We recruited three college students, all possessing College English Test-6 certificates, demonstrating fluency in English. We first distribute the evaluation guidelines to the evaluators. Subsequently, we conduct training sessions for the evaluators, explaining the evaluation guidelines to ensure a better understanding of the task requirements and addressing any questions or concerns they may have. Before commencing formal annotation tasks, we administered a qualification test. Ten samples were randomly selected. These samples were evaluated by the participants, and subsequently, we assessed the accuracy of each annotator’s evaluations. A higher accuracy score reflects a more consistent understanding of our guidelines. Evaluators who achieved at least 90 % accuracy were deemed qualified to proceed with the evaluation task. We employed Fleiss’s Kappa statistic (Fleiss et al., 1981) to assess the agreement between the three annotators, yielding a score of 0.64.

Appendix G Model Evaluation on MMLU

G.1 Experimental Settings

Based on the conclusion of our earlier experiments that cloze-style questions are more reliable, we converted the choice-style questions in MMLU to a cloze format. We remove the other options and only keep the contents of the correct option as the answer to the cloze question.

Broader Subject	Subject in MMLU	GPT-2	GPT-J	LLaMA2	Vicuna	Mistral
Nature Science	astronomy_test	5.08	6.78	6.78	10.17	15.25
	college_biology_test	2.56	10.26	14.10	10.26	16.67
	college_chemistry_test	1.89	1.89	11.32	9.43	5.67
	conceptual_physics_test	14.47	19.30	23.25	23.25	23.25
	high_school_physics_test	0.00	0.00	1.72	1.72	1.72
	high_school_biology_test	1.41	8.45	14.79	11.97	15.49
	high_school_chemistry_test	3.06	4.08	7.14	6.12	8.16
Social Science	high_school_government_politics	10.34	12.64	18.39	16.09	14.94
	high_school_macroeconomics_test	0.93	1.87	3.74	4.67	5,61
	high_school_microeconomics_test	2.50	2.50	5.00	4.17	5.00
	management_test	1.08	0.00	5.38	5.38	2.15
	professional_accounting_test	1.67	0.00	1.67	1.67	0.00
	sociology_test	0.00	3.49	6.98	3.49	5.81
	us_foreign_policy_test	5.08	10.17	10.17	6.78	10.17
	world_religions_test	3.61	4.21	19.88	15.06	18.07
	high_school_psychology_test	10.08	14.47	19.90	17.05	22.22
Engineering	electrical_engineering_test	6.02	5.26	10.53	6.02	6.77
Engineering	college_computer_science_test	0.00	4.76	4.76	0.00	14.29
Medicine	clinical_knowledge_test	0.00	2.68	4.70	2.68	6.71
	college_medicine_test	2.86	2.86	10.00	2.86	8.57
	medical_genetics_test	0.00	4.11	9.59	13.70	9.59
	nutrition_test	2.53	3.16	10.13	7.59	8,87
	virology_test	0.79	2.38	3.97	3.97	6.35
	anatomy_test	1.23	9.88	20.99	19.75	25.93
Humanities	global_facts_test	1.14	3.41	7.95	9.09	12.50
	moral_disputes_test	3.52	2.01	7.04	4.52	6.03
	miscellaneous_test	10.30	11.61	23.37	22.79	28.45
Others	high_school_geography_test	4.85	8.48	16.36	12.73	13.94
	logical_fallacies_test	0.00	0.98	2.94	3.92	3.92
	human_aging_test	29.27	3.90	5.37	9.76	8.29

Table 7: Our categorization of subjects in MMLU and detailed scores.

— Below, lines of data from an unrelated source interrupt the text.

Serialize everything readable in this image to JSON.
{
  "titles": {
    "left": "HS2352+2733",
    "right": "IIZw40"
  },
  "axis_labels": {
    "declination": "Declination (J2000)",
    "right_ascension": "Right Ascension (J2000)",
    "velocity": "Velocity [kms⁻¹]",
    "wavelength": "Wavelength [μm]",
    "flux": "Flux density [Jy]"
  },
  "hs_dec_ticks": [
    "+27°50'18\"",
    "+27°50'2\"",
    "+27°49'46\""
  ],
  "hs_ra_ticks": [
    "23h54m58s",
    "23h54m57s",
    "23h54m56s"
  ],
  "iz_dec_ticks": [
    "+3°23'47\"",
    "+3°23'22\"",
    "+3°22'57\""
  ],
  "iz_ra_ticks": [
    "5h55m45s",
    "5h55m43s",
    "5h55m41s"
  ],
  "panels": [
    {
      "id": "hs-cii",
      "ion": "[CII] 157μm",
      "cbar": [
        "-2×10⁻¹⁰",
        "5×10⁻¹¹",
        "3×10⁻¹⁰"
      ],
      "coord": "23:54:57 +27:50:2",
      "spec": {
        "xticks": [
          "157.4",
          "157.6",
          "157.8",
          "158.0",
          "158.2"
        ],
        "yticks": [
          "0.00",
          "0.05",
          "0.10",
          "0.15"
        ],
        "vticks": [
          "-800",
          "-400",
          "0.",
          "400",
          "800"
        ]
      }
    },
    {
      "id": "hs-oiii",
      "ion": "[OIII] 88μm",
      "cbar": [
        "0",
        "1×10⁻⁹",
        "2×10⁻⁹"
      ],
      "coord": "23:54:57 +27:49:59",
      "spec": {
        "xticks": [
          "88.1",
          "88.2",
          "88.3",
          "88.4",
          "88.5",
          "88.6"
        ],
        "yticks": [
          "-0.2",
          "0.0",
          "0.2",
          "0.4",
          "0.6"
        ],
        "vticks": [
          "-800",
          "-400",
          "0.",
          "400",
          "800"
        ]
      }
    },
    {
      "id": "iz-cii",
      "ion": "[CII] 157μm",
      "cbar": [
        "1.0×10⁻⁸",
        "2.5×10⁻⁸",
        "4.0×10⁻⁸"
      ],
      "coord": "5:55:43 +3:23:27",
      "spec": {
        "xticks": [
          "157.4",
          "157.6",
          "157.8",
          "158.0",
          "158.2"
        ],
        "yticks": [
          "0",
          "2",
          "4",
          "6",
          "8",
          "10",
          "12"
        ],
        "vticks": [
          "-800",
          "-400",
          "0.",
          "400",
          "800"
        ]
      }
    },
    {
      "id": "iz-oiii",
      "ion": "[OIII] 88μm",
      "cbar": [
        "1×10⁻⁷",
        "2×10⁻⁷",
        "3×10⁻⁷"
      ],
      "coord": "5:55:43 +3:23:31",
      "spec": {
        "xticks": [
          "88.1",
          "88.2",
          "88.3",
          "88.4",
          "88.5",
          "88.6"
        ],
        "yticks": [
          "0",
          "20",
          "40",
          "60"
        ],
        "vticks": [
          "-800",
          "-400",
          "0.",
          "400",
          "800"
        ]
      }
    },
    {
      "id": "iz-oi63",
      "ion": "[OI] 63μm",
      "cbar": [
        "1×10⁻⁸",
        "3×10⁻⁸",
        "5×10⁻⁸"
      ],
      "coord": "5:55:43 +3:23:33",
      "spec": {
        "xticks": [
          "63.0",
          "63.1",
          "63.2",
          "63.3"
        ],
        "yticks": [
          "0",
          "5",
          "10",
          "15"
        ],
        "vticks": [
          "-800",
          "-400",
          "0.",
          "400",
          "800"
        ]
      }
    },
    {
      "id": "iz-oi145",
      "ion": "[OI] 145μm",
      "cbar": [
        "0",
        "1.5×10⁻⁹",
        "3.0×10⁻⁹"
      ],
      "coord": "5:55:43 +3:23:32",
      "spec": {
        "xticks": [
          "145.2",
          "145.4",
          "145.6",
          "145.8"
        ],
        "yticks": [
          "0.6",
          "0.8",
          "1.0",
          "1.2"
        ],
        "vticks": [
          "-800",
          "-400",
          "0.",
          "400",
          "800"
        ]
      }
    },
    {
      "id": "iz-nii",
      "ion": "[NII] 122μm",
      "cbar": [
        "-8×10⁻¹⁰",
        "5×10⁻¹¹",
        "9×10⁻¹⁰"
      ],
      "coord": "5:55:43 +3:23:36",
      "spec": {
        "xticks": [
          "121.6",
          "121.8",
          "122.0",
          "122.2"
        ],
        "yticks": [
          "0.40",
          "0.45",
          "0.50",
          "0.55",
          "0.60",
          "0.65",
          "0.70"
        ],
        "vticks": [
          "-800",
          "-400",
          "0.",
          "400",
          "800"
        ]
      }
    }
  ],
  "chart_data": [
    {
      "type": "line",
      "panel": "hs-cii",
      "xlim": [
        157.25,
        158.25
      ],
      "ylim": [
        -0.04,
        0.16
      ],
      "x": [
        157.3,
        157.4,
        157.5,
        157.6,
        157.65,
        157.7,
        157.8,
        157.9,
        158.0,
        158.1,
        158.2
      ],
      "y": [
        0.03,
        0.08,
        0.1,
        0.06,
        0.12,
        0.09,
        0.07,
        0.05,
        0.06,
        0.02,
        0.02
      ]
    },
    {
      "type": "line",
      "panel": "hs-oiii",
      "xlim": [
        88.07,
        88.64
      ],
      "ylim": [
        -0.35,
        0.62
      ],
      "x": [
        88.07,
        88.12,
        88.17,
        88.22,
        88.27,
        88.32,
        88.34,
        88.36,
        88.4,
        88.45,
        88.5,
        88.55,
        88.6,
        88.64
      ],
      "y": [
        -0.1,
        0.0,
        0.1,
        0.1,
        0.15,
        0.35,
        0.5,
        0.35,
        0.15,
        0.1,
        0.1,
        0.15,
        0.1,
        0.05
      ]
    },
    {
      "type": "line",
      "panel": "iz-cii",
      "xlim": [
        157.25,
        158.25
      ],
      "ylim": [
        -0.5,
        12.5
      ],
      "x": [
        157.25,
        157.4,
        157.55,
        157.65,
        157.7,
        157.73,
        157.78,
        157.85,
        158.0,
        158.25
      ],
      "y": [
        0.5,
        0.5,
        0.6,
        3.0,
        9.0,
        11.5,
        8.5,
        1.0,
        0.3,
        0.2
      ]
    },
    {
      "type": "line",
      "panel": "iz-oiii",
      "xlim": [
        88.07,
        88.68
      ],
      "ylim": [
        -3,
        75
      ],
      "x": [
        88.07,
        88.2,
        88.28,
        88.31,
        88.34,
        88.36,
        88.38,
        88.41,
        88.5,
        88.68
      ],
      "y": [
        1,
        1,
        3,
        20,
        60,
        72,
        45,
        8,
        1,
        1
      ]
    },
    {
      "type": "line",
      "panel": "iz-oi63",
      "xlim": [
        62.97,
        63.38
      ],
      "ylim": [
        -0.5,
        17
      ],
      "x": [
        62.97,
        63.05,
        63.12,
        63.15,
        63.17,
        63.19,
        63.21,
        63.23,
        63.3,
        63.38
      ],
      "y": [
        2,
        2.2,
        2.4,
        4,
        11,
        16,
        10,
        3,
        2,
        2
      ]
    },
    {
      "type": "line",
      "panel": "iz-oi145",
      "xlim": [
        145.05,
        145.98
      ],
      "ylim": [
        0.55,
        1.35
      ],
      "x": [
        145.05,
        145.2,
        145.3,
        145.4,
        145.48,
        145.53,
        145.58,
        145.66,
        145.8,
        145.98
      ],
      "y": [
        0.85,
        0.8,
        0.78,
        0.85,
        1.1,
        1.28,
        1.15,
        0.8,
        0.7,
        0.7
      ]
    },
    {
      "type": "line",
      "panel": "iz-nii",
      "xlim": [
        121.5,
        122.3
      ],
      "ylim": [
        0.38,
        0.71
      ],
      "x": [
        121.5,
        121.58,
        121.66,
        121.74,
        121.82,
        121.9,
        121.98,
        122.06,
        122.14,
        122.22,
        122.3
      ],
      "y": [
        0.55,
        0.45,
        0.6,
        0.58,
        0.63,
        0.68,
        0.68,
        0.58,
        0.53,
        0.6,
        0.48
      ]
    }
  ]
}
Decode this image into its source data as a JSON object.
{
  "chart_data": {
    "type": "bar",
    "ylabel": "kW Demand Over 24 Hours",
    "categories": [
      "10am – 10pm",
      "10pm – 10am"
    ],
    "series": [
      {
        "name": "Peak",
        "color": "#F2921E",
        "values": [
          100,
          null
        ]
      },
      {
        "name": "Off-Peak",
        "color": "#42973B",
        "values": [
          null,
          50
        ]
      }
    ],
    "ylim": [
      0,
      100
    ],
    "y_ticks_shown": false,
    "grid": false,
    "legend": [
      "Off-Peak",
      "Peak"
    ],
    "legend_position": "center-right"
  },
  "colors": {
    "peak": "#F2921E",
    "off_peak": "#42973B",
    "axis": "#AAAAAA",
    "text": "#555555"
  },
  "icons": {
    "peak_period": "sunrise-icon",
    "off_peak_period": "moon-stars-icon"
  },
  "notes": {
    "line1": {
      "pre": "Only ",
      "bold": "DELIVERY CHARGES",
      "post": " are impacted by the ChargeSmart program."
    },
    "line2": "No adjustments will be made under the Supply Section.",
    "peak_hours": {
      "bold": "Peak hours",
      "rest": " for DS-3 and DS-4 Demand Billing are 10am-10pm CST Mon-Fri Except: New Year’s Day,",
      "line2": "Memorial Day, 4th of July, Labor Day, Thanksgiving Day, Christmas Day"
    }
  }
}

Since the topic of our paper is about knowledge and some of the questions in MMLU are about computation and reasoning, we filter them out The remaining 30 subjects are grouped into six larger subjects, as shown in Table 7.

The PGDC method in this experiment uses the same hyperparameters as in Appendix B.

G.2 Detailed Results

In the main article we report the results in the broad categories, and the results in each subcategory are shown in Table 7.